Just think of the advantages of having a Jesus clone around the house. Wine bills go down. If anyone suddenly dies he could do the Lazurus thing... Blind to see, deaf to hear, I'm guessing there is a market for those kind of things.
Grab up a couple of fish and some day-old bread, and you can feed the whole neighborhood at your barbeque...
I like the way your mind works........thanks for the laugh.
I sure hope you have got a surge protector on your computer, because I think you're about to get struck by lightning
Wild guess here....You're not an evangelical Christian, right?
LOL
So, you are the Christ, you're the great Jesus Christ.
Prove to me that you're divine; change my water into wine.
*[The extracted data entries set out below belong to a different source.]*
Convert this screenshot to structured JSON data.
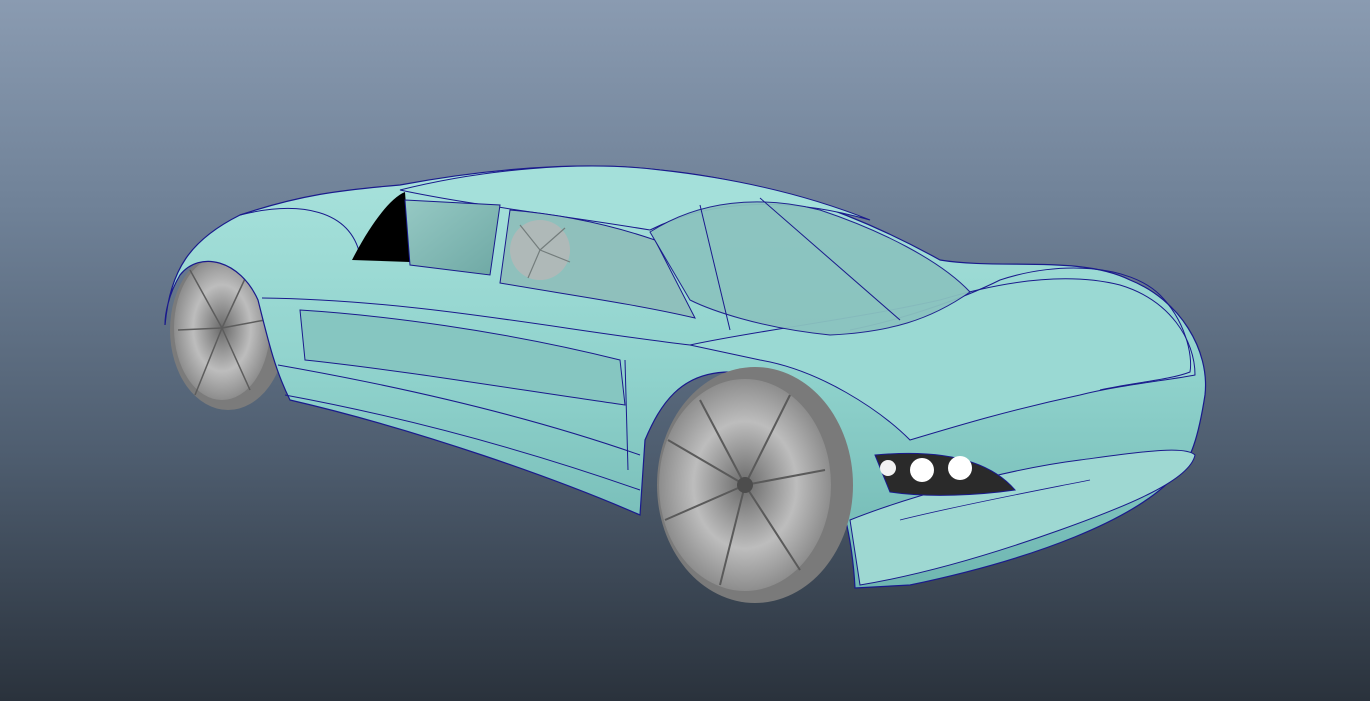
{
  "viewport": {
    "label": "",
    "background_top": "#8a9bb1",
    "background_bottom": "#2a323c"
  },
  "model": {
    "object": "sports-car",
    "body_color": "#8fd4cf",
    "wireframe_color": "#1a1a8c",
    "wheel_color": "#a9a9a9",
    "headlight_color": "#ffffff"
  }
}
That's all you need do, then I'll know it's all true.
Come on, King of the Jews.
Jesus, you just won't believe the hit you've made around here.
You are all we talk about, the wonder of the year.
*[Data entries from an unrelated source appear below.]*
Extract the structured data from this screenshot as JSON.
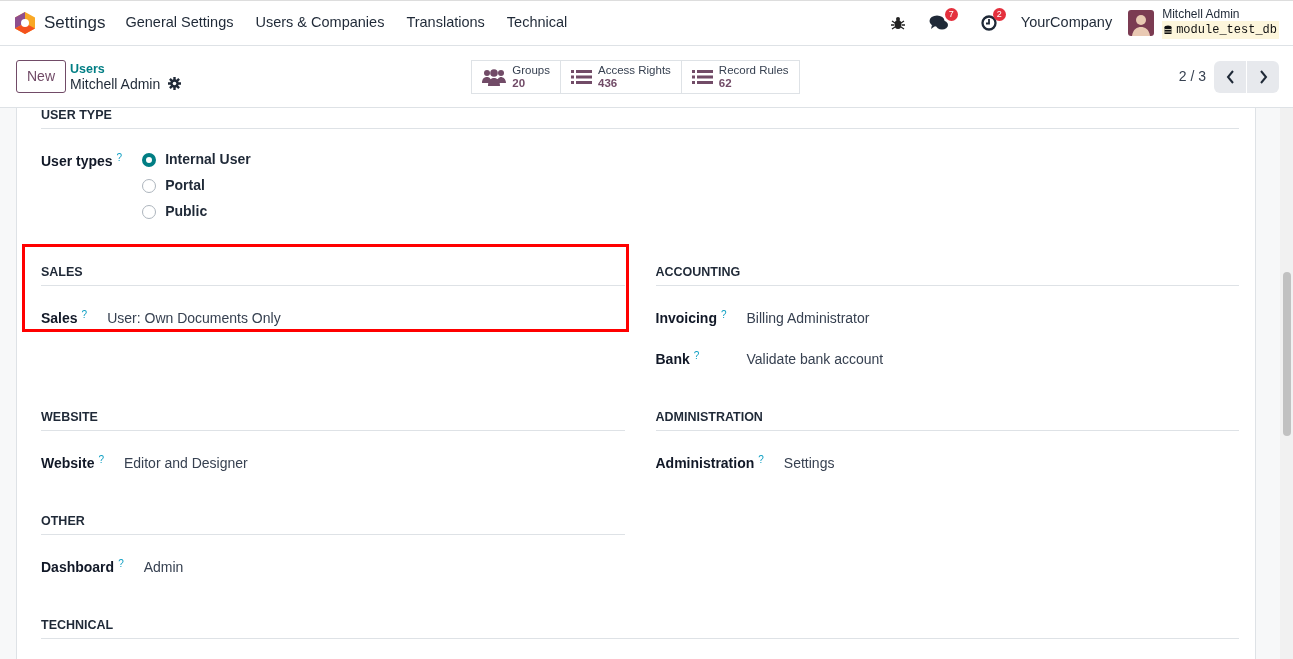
{
  "navbar": {
    "app_name": "Settings",
    "menu": [
      "General Settings",
      "Users & Companies",
      "Translations",
      "Technical"
    ],
    "messages_count": "7",
    "activities_count": "2",
    "company": "YourCompany",
    "user": {
      "name": "Mitchell Admin",
      "database": "module_test_db"
    }
  },
  "control_panel": {
    "new_button": "New",
    "breadcrumb": "Users",
    "record": "Mitchell Admin",
    "stat_buttons": [
      {
        "kind": "groups",
        "label": "Groups",
        "value": "20"
      },
      {
        "kind": "list",
        "label": "Access Rights",
        "value": "436"
      },
      {
        "kind": "list",
        "label": "Record Rules",
        "value": "62"
      }
    ],
    "pager": "2 / 3"
  },
  "sections": [
    {
      "title": "USER TYPE",
      "full_width": true,
      "highlighted": false,
      "fields": [
        {
          "kind": "radio",
          "label": "User types",
          "help": "?",
          "options": [
            {
              "label": "Internal User",
              "selected": true
            },
            {
              "label": "Portal",
              "selected": false
            },
            {
              "label": "Public",
              "selected": false
            }
          ]
        }
      ]
    },
    {
      "title": "SALES",
      "full_width": false,
      "highlighted": true,
      "fields": [
        {
          "kind": "value",
          "label": "Sales",
          "help": "?",
          "value": "User: Own Documents Only"
        }
      ]
    },
    {
      "title": "ACCOUNTING",
      "full_width": false,
      "highlighted": false,
      "fields": [
        {
          "kind": "value",
          "label": "Invoicing",
          "help": "?",
          "value": "Billing Administrator"
        },
        {
          "kind": "value",
          "label": "Bank",
          "help": "?",
          "value": "Validate bank account"
        }
      ]
    },
    {
      "title": "WEBSITE",
      "full_width": false,
      "highlighted": false,
      "fields": [
        {
          "kind": "value",
          "label": "Website",
          "help": "?",
          "value": "Editor and Designer"
        }
      ]
    },
    {
      "title": "ADMINISTRATION",
      "full_width": false,
      "highlighted": false,
      "fields": [
        {
          "kind": "value",
          "label": "Administration",
          "help": "?",
          "value": "Settings"
        }
      ]
    },
    {
      "title": "OTHER",
      "full_width": false,
      "highlighted": false,
      "fields": [
        {
          "kind": "value",
          "label": "Dashboard",
          "help": "?",
          "value": "Admin"
        }
      ]
    },
    {
      "title": "TECHNICAL",
      "full_width": true,
      "highlighted": false
    }
  ]
}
Oh what a pity if it's all a lie.
Still, I'm sure that you can rock the cynics if you tried.
So, you are the Christ, you're the great Jesus Christ.
Prove to me that you're no fool; walk across my swimming pool.
If you do that for me, then I'll let you go free.
Come on, King of the Jews.
I only ask what I'd ask any superstar.
What is it that you have got that puts you where you are.
I am waiting, yes I'm a captive fan.
I'm dying to be shown that you are not just any man.
So, if you are the Christ, yes the great Jesus Christ
Feed my household with this bread.
You can do it on your head.
Or has something gone wrong. Jesus, why do you take so long?
Oh come on, King of the Jews.
You have no idea what you are dealing with.
Stuff it.
The clone would be nothing more than a twin, right? He would not necessarily have a divine nature.